A LUCIDEZ DO EMBRIAGADO
Já na
rua, bem agasalhado, sozinho, começo o meu habitual passeio pedestre, que tanto
pode ter de saudável como de doentio – quando em esforço, ultrapasso a dúzia de
quilómetros –. De repente, sinto um arrepio eletrizante na coluna, que se
expande em frações de segundo por todo o corpo. Não, não é influência do
intenso frio nesta manhã de inverno. Apenas o relance do sonho quase a
esfumar-se e, que com algum esforço, tento recuperar, depois de ter acordado há
uma hora atrás. Havia uma aranha negra a trabalhar a sua teia e muito dinheiro
a voar. Viam-se euros, yenes, libras esterlinas, dólares americanos, riais
sauditas, rublos, yuans, francos suíços, shekels e papel-moeda de muitos outros
países. A movimentação do dinheiro não era desordenada, como no caso da noite
de Natal em Hong Kong, quando se abriram as portas traseiras de um carro de
transporte de valores, com quase quinze milhões de dólares americanos, espalhando
as notas por uma movimentada avenida e que muitos aproveitaram para recolher e,
honestamente, entregar às autoridades, enquanto que outros, embora não
comemorando o Natal, terão pensado tratar-se de uma ”prenda” que podiam levar
para casa. A movimentação das notas era algo semelhante a um tapete voador, das
histórias das “Mil e Umas Noites”. As notas voavam ordenadamente, como quem não
tem pressa de chegar, com uma direção precisa, num único sentido, ondeando
ligeiramente, sendo mais evidente nas pontas.
Durante
o percurso, costumo fazer uso da contemplação, no contacto com a natureza, e
vou tirando algumas fotos para reter o que vejo de interessante e de agradável,
numa tentativa, natural, de começar o dia a relaxar, procurando abster-me das
notícias desagradáveis com que sou bombardeado diariamente e que me provocam
irritação… mas, por momentos, não resisto: vem-me à mente a falta de capacidade
dos Serviços de Urgências dos Hospitais, onde morrem pessoas por falta de
assistência e as declarações da DGS num dos balanços da gripe, onde se ficou a
saber terem morrido mais 1900 pessoas nas duas primeiras semanas do ano do que
em igual período do ano passado, denotando o SNS estar a acusar os cortes e a
evidenciar falta de meios, conduzindo ao recurso das urgências do setor privado.
Consigo
desviar a atenção das “desgraças”, ao parar junto de uns arbustos – azevinho –
sentindo-me deliciado com as folhas mescladas de verde e branco (de um pouco de
neve que ainda restava) e o contraste das bagas vermelhas.

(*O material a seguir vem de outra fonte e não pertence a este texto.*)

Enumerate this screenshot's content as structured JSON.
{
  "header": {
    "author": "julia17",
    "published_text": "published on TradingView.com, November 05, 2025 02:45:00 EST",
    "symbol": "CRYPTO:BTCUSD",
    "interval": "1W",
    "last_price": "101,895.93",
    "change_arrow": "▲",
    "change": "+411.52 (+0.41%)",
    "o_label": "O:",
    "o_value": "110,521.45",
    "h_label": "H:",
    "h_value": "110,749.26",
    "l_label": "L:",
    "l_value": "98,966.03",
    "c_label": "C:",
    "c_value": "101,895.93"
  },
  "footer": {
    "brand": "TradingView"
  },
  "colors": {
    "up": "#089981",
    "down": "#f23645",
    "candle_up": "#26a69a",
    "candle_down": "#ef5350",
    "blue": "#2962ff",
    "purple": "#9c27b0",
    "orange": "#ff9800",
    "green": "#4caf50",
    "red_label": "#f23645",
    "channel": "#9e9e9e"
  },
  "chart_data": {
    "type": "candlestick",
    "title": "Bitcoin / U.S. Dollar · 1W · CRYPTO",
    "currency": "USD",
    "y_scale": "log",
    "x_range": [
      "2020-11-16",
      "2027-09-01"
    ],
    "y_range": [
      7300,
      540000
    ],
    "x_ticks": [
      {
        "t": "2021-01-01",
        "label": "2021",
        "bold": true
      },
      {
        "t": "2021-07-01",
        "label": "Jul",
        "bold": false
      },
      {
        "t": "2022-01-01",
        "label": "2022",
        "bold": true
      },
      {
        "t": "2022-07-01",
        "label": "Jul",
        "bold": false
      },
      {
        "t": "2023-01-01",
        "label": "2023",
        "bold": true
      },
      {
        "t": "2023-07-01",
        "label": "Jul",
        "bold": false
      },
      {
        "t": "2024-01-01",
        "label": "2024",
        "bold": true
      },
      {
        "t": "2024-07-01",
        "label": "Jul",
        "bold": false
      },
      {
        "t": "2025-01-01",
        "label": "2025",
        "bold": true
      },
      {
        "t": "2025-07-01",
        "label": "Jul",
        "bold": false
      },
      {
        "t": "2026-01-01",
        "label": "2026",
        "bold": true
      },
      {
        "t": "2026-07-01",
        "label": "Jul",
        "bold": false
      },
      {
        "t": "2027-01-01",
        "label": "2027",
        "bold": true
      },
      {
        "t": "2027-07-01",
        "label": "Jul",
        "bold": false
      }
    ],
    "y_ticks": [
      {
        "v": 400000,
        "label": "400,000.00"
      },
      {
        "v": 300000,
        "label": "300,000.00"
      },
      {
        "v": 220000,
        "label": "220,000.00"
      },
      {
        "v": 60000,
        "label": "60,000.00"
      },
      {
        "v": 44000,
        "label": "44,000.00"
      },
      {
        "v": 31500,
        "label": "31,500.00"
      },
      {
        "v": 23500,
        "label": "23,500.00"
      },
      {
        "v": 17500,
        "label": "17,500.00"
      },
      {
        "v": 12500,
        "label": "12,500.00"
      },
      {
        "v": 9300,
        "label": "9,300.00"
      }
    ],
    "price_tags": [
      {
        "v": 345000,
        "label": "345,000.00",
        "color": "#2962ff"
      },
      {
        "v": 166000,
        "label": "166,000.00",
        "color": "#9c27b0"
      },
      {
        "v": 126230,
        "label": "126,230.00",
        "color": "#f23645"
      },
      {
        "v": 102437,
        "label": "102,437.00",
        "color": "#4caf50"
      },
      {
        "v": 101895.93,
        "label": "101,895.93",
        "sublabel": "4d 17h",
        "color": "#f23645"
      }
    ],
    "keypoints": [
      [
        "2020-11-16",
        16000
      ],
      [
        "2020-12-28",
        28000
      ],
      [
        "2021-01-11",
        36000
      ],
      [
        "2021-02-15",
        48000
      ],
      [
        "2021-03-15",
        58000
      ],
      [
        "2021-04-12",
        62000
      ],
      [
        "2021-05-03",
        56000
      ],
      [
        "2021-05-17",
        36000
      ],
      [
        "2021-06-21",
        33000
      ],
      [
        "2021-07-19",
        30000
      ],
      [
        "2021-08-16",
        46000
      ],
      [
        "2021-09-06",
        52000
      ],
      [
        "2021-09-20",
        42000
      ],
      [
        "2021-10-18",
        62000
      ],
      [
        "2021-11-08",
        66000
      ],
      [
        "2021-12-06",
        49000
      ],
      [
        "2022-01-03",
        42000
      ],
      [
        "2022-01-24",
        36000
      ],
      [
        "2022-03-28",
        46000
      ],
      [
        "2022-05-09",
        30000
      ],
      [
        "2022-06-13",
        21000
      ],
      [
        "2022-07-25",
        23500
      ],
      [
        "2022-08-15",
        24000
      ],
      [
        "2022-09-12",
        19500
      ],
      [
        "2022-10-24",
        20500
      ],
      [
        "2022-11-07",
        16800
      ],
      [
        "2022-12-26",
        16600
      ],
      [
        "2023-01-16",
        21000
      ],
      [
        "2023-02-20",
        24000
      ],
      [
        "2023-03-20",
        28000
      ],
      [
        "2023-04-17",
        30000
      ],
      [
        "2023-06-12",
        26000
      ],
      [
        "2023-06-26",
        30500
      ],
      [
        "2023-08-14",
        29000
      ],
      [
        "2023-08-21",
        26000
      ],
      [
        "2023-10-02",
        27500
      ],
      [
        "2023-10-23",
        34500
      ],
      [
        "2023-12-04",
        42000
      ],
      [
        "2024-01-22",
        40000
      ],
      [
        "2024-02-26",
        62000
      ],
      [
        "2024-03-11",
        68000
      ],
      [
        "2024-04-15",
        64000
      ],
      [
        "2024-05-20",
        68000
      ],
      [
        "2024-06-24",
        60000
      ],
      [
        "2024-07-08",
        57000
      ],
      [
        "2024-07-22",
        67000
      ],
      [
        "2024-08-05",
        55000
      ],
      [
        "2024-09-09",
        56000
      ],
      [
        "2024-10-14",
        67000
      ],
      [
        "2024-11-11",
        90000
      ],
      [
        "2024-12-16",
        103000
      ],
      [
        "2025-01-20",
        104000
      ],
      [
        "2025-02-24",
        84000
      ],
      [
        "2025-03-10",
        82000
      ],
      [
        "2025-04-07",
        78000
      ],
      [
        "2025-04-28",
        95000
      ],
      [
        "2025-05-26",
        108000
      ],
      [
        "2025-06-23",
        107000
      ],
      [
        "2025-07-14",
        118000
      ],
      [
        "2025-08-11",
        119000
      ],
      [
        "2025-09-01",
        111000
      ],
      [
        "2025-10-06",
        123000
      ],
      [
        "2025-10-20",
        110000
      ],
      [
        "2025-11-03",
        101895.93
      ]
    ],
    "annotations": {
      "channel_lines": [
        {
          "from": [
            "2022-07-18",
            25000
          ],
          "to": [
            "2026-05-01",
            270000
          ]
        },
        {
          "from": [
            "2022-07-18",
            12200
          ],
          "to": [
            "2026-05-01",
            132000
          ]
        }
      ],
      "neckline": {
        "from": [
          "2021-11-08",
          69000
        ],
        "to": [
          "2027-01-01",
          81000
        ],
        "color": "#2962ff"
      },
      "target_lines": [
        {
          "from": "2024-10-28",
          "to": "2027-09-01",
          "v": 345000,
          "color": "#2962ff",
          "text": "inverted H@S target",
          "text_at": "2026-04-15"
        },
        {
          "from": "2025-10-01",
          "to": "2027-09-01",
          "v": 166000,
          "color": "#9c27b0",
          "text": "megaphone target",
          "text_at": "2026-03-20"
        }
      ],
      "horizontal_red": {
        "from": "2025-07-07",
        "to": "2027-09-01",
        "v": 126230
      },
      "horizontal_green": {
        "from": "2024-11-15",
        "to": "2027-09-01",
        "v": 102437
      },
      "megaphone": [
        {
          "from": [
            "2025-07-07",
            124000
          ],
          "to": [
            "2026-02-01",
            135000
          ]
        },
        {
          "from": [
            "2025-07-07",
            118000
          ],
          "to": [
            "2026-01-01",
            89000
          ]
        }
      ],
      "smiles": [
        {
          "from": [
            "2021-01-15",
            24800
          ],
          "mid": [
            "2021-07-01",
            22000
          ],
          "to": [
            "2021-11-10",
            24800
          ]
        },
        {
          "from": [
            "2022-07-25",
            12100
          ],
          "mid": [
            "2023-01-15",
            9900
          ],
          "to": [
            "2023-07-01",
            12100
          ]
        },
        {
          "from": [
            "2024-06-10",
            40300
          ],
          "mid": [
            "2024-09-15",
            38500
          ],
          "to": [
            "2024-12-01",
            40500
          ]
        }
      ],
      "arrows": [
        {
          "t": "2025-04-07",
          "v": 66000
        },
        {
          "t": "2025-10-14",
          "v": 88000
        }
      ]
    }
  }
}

Prossigo a
caminhada, numa passada tão vigorosa quanto o trilho e o físico permitem, e vem
à mente o sonho com o dinheiro a voar. – Mas o dinheiro nem era meu!... –
penso, quase numa tentativa de voltar a desviar do pensamento o que queria
evitar. Depois, volta à baila a aranha negra. Pensando bem, afinal, parece-me
que não haverá motivos para ficar preocupado, pois as aranhas podem assustar…
mas o seu simbolismo, no sonho, está associado à criatividade, que algo me
poderá estar a inspirar, pelo que devo corresponder a esses impulsos criativos.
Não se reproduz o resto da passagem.